Esse movimento marca uma mudança de mentalidade. O transporte deixa de ser visto apenas como um custo operacional e passa a ocupar um papel estratégico dentro das organizações. “As empresas deixaram de olhar o transporte apenas como um custo logístico. Ele passa a ser tratado como uma variável estratégica, conectada à eficiência financeira, às metas ambientais e ao bem-estar do colaborador”, afirma Danilo Tamelini, presidente LATAM da BUSUP.
Transporte corporativo deixa de ser custo e vira estratégia
Durante anos, o transporte corporativo foi tratado como uma despesa fixa, pouco conectada às decisões mais amplas das empresas. Em 2026, essa lógica começa a se inverter. O deslocamento diário passa a ser analisado a partir de critérios como eficiência financeira, impacto ambiental e experiência do colaborador, influenciando decisões relacionadas ao modelo de trabalho, à localização de escritórios e à gestão de pessoas.
Inteligência artificial redefine a gestão da mobilidade
A inteligência artificial deixa de ser um experimento pontual e passa a estruturar a operação cotidiana da mobilidade corporativa. Algoritmos permitem recalcular rotas com base em ocupação real, variação de turnos, trânsito e padrões históricos de presença.
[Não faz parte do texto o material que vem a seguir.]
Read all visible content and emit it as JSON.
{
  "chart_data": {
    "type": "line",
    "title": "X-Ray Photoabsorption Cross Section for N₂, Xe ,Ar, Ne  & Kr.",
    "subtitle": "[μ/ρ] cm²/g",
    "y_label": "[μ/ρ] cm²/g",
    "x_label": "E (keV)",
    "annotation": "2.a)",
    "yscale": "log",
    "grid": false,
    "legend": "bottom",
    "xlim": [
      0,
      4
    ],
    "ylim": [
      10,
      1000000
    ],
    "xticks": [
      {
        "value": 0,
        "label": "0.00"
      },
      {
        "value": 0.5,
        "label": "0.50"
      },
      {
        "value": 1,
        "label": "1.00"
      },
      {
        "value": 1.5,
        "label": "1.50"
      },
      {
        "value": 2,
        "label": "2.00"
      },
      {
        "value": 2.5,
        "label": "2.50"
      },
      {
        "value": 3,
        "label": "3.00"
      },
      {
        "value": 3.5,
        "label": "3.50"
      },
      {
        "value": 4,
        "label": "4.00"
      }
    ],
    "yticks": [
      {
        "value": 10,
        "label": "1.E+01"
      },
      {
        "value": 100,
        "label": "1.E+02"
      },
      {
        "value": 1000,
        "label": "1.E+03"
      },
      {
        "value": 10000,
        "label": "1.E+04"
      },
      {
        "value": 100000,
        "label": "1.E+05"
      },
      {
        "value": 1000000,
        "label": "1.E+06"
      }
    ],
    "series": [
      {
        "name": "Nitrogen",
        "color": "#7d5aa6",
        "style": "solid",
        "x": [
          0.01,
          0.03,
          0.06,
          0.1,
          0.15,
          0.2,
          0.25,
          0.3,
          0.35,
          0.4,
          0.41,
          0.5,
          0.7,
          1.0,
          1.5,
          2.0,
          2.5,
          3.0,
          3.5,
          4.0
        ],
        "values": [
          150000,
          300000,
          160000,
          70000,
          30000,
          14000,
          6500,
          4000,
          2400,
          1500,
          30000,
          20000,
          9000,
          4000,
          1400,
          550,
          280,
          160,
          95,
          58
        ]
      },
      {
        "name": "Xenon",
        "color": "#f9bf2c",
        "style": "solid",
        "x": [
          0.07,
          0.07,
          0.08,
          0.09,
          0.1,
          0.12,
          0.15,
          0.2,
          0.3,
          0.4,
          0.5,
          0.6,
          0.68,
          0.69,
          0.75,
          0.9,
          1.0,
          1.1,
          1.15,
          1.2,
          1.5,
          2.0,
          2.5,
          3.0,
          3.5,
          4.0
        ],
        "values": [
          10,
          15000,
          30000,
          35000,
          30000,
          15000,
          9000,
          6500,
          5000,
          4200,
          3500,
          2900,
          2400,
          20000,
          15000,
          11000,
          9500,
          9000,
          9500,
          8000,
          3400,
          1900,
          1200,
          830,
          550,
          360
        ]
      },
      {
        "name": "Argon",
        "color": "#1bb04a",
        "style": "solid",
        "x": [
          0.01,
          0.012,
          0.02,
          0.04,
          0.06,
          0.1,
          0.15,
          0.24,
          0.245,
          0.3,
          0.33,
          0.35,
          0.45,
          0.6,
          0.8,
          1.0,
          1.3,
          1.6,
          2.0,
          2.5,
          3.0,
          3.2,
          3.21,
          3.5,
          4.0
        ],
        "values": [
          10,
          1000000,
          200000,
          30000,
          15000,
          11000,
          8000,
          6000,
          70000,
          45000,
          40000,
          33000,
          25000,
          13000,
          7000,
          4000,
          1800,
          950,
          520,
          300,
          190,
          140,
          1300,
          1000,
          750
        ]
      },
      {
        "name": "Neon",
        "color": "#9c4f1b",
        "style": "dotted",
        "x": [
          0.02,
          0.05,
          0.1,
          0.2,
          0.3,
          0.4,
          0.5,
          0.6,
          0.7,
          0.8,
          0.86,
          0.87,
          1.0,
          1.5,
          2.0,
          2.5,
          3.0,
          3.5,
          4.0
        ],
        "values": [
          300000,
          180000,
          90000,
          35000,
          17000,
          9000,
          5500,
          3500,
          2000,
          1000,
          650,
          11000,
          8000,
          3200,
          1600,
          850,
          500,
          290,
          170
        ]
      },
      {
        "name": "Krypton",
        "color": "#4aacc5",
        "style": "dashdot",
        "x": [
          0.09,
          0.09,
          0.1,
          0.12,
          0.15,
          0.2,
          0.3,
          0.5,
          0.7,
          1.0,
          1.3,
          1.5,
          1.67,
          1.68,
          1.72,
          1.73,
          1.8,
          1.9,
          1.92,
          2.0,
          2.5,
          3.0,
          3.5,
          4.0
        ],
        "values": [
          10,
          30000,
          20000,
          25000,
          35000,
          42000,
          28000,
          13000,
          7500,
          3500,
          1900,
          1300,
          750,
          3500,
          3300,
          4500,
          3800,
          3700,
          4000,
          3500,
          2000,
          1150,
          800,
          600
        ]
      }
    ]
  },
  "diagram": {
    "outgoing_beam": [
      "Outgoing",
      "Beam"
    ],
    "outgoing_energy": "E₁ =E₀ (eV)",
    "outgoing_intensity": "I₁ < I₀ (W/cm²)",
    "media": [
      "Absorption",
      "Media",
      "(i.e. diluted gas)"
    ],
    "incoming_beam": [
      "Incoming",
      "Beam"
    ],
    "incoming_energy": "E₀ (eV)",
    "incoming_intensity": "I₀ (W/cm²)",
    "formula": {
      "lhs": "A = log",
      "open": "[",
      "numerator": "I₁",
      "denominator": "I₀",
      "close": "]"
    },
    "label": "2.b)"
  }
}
Com isso, as empresas reduzem veículos ociosos, custos operacionais e falhas logísticas, além de tornar a jornada mais previsível para os funcionários. “A inteligência artificial permite ajustar a operação diariamente, reduzir ociosidade e oferecer uma experiência de deslocamento mais organizada”, destaca Tamelini.
Roteirização preditiva reduz custos e emissões
Plataformas de mobilidade corporativa passam a operar com roteirização preditiva em tempo real, ajustando a oferta de transporte à demanda efetiva. Esse modelo possibilita a redução de quilômetros rodados e de emissões, sem a necessidade de ampliar a frota, além de responder de forma mais rápida às mudanças no comportamento dos colaboradores ao longo da semana.
Trabalho híbrido acelera modelos de mobilidade flexível
A consolidação do trabalho híbrido impõe novos desafios ao transporte corporativo. Em vez de rotas fixas, cresce a demanda por modelos flexíveis, capazes de se adaptar à presença real nos escritórios e de combinar diferentes modais. Segundo a BUSUP, essa flexibilidade se tornou um dos principais critérios de decisão das empresas para melhorar a qualidade de vida dos colaboradores e reduzir trajetos redundantes.
Custos urbanos pressionam modelos tradicionais
O reajuste das tarifas de ônibus, metrô e trens metropolitanos aumenta o custo indireto do deslocamento diário para empresas e funcionários. Esse cenário acelera a revisão de modelos tradicionais de fretamento, historicamente baseados em baixa flexibilidade, e reforça a busca por soluções que reduzam ociosidade, quilômetros rodados e impacto ambiental.
Sustentabilidade mensurável ganha protagonismo
O transporte corporativo passa a se conectar de forma mais direta às metas ambientais das empresas. Indicadores como emissões por passageiro, taxa de ocupação e distância percorrida ganham relevância em auditorias internas e relatórios ESG. Isso exige sistemas capazes de consolidar dados padronizados, rastreáveis e atualizados em tempo real.
Integração de dados entre áreas avança
Outro movimento relevante é a integração entre áreas como RH, Facilities, Sustentabilidade, Financeiro e Compras. O cruzamento de dados sobre jornada de trabalho, presença física, custos por colaborador e impacto ambiental permite decisões mais precisas, evita sobrecontratação e aumenta a previsibilidade orçamentária e operacional.